В газетах по-прежнему писали: вертолетчик икс совершил учебный полет… Награжден орденом Красной Звезды… В Кабуле состоялся концерт в честь Первого мая с участием советских солдат… Афган освободил меня. Излечил от веры в то, что все у нас правильно и в газетах пишут правду, по телевизору говорят правду. «Что делать? Что делать?» – спрашивал я себя. Хотел на что-то решиться, куда-то пойти. А куда? Мать отговаривала, и никто из друзей не поддержал: мол, все молчат. Так надо.

Вот вам рассказал… Впервые попробовал говорить то, что думаю. Непривычно.

Рядовой, мотострелок
* * *

– Боюсь начинать рассказывать. Опять навалятся эти тени…

Каждый день… Каждый день я себе там говорила: «Дура я, дура.

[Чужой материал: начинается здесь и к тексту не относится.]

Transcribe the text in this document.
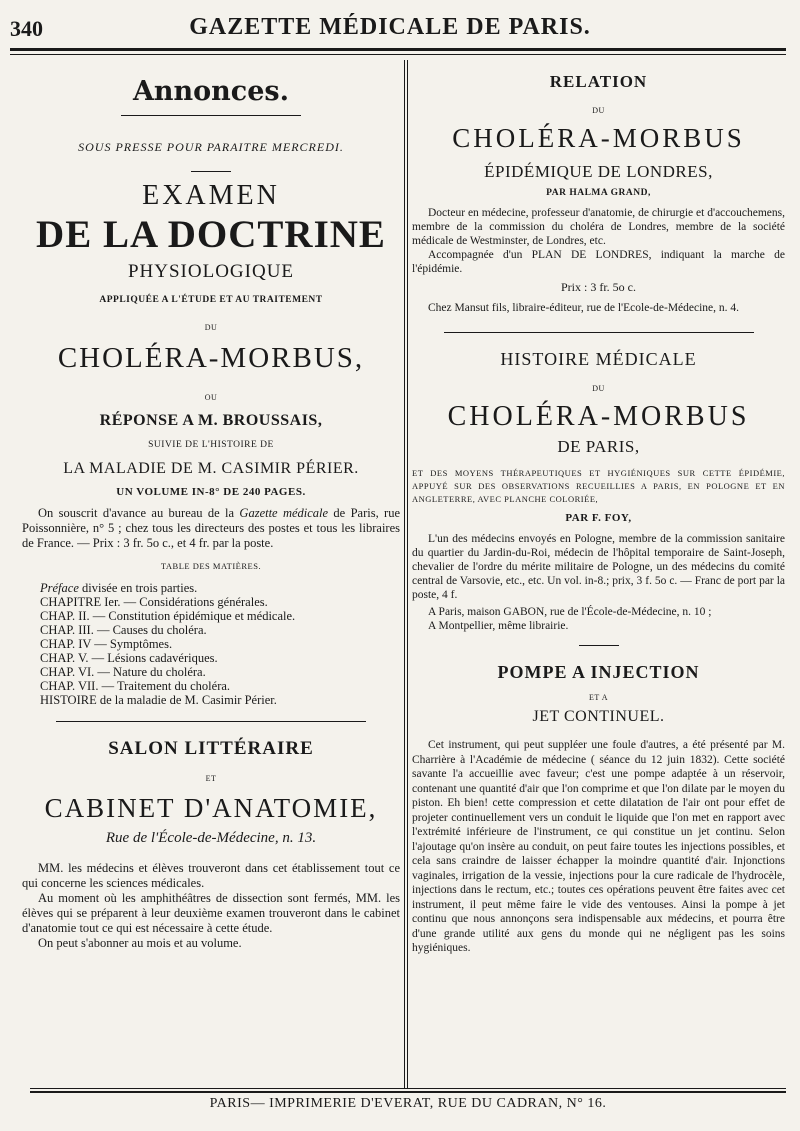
340	GAZETTE MÉDICALE DE PARIS.
Annonces.
SOUS PRESSE POUR PARAITRE MERCREDI.
EXAMEN
DE LA DOCTRINE
PHYSIOLOGIQUE
APPLIQUÉE A L'ÉTUDE ET AU TRAITEMENT
DU
CHOLÉRA-MORBUS,
OU
RÉPONSE A M. BROUSSAIS,
SUIVIE DE L'HISTOIRE DE
LA MALADIE DE M. CASIMIR PÉRIER.
UN VOLUME IN-8° DE 240 PAGES.

On souscrit d'avance au bureau de la Gazette médicale de Paris, rue Poissonnière, n° 5 ; chez tous les directeurs des postes et tous les libraires de France. — Prix : 3 fr. 5o c., et 4 fr. par la poste.

TABLE DES MATIÈRES.
Préface divisée en trois parties.
CHAPITRE Ier. — Considérations générales.
CHAP. II. — Constitution épidémique et médicale.
CHAP. III. — Causes du choléra.
CHAP. IV — Symptômes.
CHAP. V. — Lésions cadavériques.
CHAP. VI. — Nature du choléra.
CHAP. VII. — Traitement du choléra.
HISTOIRE de la maladie de M. Casimir Périer.
SALON LITTÉRAIRE
ET
CABINET D'ANATOMIE,
Rue de l'École-de-Médecine, n. 13.

MM. les médecins et élèves trouveront dans cet établissement tout ce qui concerne les sciences médicales.

Au moment où les amphithéâtres de dissection sont fermés, MM. les élèves qui se préparent à leur deuxième examen trouveront dans le cabinet d'anatomie tout ce qui est nécessaire à cette étude.

On peut s'abonner au mois et au volume.

RELATION
DU
CHOLÉRA-MORBUS
ÉPIDÉMIQUE DE LONDRES,
PAR HALMA GRAND,

Docteur en médecine, professeur d'anatomie, de chirurgie et d'accouchemens, membre de la commission du choléra de Londres, membre de la société médicale de Westminster, de Londres, etc.

Accompagnée d'un PLAN DE LONDRES, indiquant la marche de l'épidémie.

Prix : 3 fr. 5o c.

Chez Mansut fils, libraire-éditeur, rue de l'Ecole-de-Médecine, n. 4.

HISTOIRE MÉDICALE
DU
CHOLÉRA-MORBUS
DE PARIS,

ET DES MOYENS THÉRAPEUTIQUES ET HYGIÉNIQUES SUR CETTE ÉPIDÉMIE, APPUYÉ SUR DES OBSERVATIONS RECUEILLIES A PARIS, EN POLOGNE ET EN ANGLETERRE, AVEC PLANCHE COLORIÉE,

PAR F. FOY,

L'un des médecins envoyés en Pologne, membre de la commission sanitaire du quartier du Jardin-du-Roi, médecin de l'hôpital temporaire de Saint-Joseph, chevalier de l'ordre du mérite militaire de Pologne, un des médecins du comité central de Varsovie, etc., etc. Un vol. in-8.; prix, 3 f. 5o c. — Franc de port par la poste, 4 f.

A Paris, maison GABON, rue de l'École-de-Médecine, n. 10 ;

A Montpellier, même librairie.

POMPE A INJECTION
ET A
JET CONTINUEL.

Cet instrument, qui peut suppléer une foule d'autres, a été présenté par M. Charrière à l'Académie de médecine ( séance du 12 juin 1832). Cette société savante l'a accueillie avec faveur; c'est une pompe adaptée à un réservoir, contenant une quantité d'air que l'on comprime et que l'on dilate par le moyen du piston. Eh bien! cette compression et cette dilatation de l'air ont pour effet de projeter continuellement vers un conduit le liquide que l'on met en rapport avec l'extrémité inférieure de l'instrument, ce qui constitue un jet continu. Selon l'ajoutage qu'on insère au conduit, on peut faire toutes les injections possibles, et cela sans craindre de laisser échapper la moindre quantité d'air. Injonctions vaginales, irrigation de la vessie, injections pour la cure radicale de l'hydrocèle, injections dans le rectum, etc.; toutes ces opérations peuvent être faites avec cet instrument, il peut même faire le vide des ventouses. Ainsi la pompe à jet continu que nous annonçons sera indispensable aux médecins, et pourra être d'une grande utilité aux gens du monde qui ne négligent pas les soins hygiéniques.

PARIS— IMPRIMERIE D'EVERAT, RUE DU CADRAN, N° 16.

Зачем это сделала?». Особенно ночью появлялись такие мысли, когда не работала, а днем были другие: как всем помочь? Раны ужасные… Меня потрясло: зачем такие пули? Кто их придумал? Разве человек их придумал? Входное отверстие – маленькое, а внутри кишки, печень, селезенка – все посечено, разорвано. Мало убить, ранить, надо еще заставить так мучиться… Они кричали всегда: «Мама!» – когда болит. Других слов я не слышала…

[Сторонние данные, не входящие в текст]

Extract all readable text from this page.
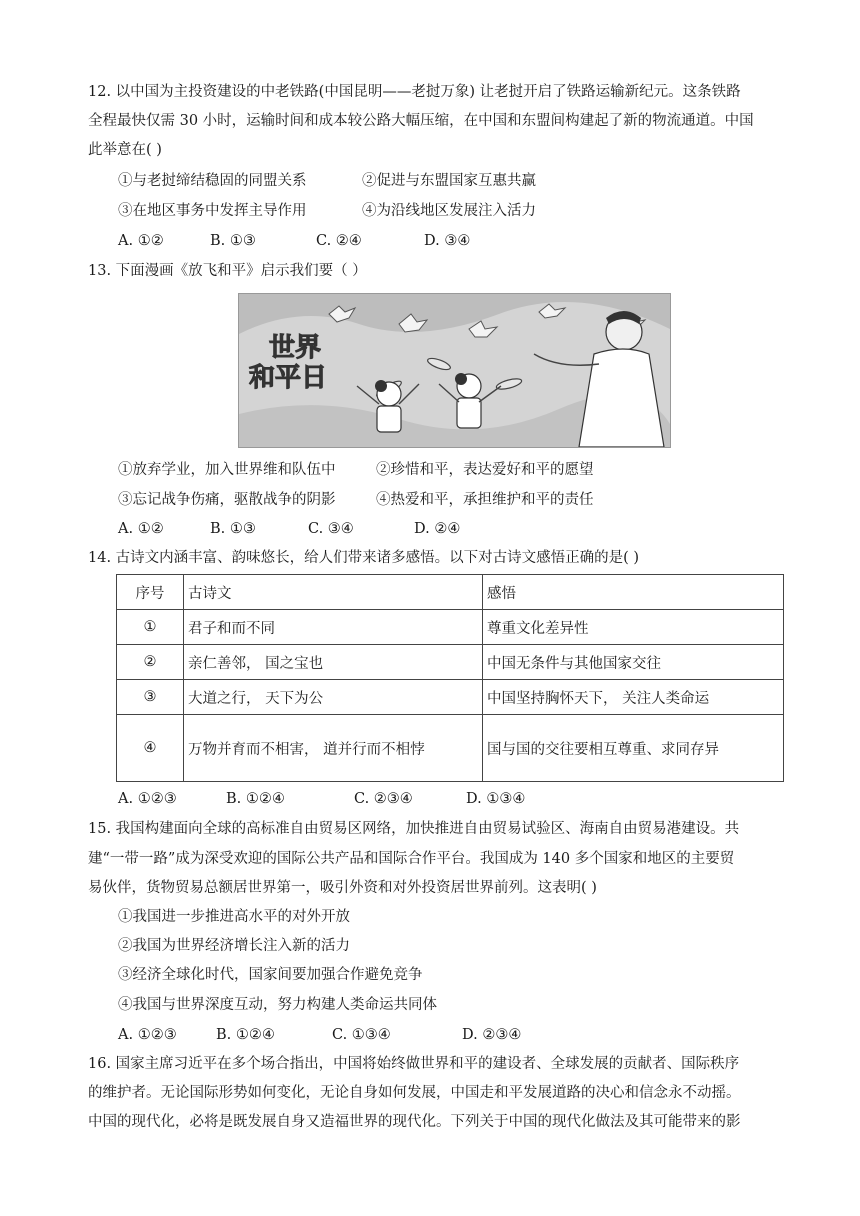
12. 以中国为主投资建设的中老铁路(中国昆明——老挝万象) 让老挝开启了铁路运输新纪元。这条铁路
全程最快仅需 30 小时，运输时间和成本较公路大幅压缩，在中国和东盟间构建起了新的物流通道。中国
此举意在( )
①与老挝缔结稳固的同盟关系	②促进与东盟国家互惠共赢
③在地区事务中发挥主导作用	④为沿线地区发展注入活力
A. ①②	B. ①③	C. ②④	D. ③④
13. 下面漫画《放飞和平》启示我们要（ ）
世界
和平日
①放弃学业，加入世界维和队伍中	②珍惜和平，表达爱好和平的愿望
③忘记战争伤痛，驱散战争的阴影	④热爱和平，承担维护和平的责任
A. ①②	B. ①③	C. ③④	D. ②④
14. 古诗文内涵丰富、韵味悠长，给人们带来诸多感悟。以下对古诗文感悟正确的是( )
序号	古诗文	感悟
①	君子和而不同	尊重文化差异性
②	亲仁善邻， 国之宝也	中国无条件与其他国家交往
③	大道之行， 天下为公	中国坚持胸怀天下， 关注人类命运
④	万物并育而不相害， 道并行而不相悖	国与国的交往要相互尊重、求同存异
A. ①②③	B. ①②④	C. ②③④	D. ①③④
15. 我国构建面向全球的高标准自由贸易区网络，加快推进自由贸易试验区、海南自由贸易港建设。共
建“一带一路”成为深受欢迎的国际公共产品和国际合作平台。我国成为 140 多个国家和地区的主要贸
易伙伴，货物贸易总额居世界第一，吸引外资和对外投资居世界前列。这表明( )
①我国进一步推进高水平的对外开放
②我国为世界经济增长注入新的活力
③经济全球化时代，国家间要加强合作避免竞争
④我国与世界深度互动，努力构建人类命运共同体
A. ①②③	B. ①②④	C. ①③④	D. ②③④
16. 国家主席习近平在多个场合指出，中国将始终做世界和平的建设者、全球发展的贡献者、国际秩序
的维护者。无论国际形势如何变化，无论自身如何发展，中国走和平发展道路的决心和信念永不动摇。
中国的现代化，必将是既发展自身又造福世界的现代化。下列关于中国的现代化做法及其可能带来的影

Я ведь хотела уехать из Ленинграда, на год-два, но уехать. Умер ребенок, потом умер муж. Ничего не держало меня в этом городе, наоборот, все напоминало, гнало. Там мы с ним встречались… Здесь первый раз поцеловались… В этом роддоме я родила…

Вызвал главврач:

– Поедете в Афганистан?

– Поеду.

Мне надо было видеть, что другим хуже, чем мне. И я это увидела.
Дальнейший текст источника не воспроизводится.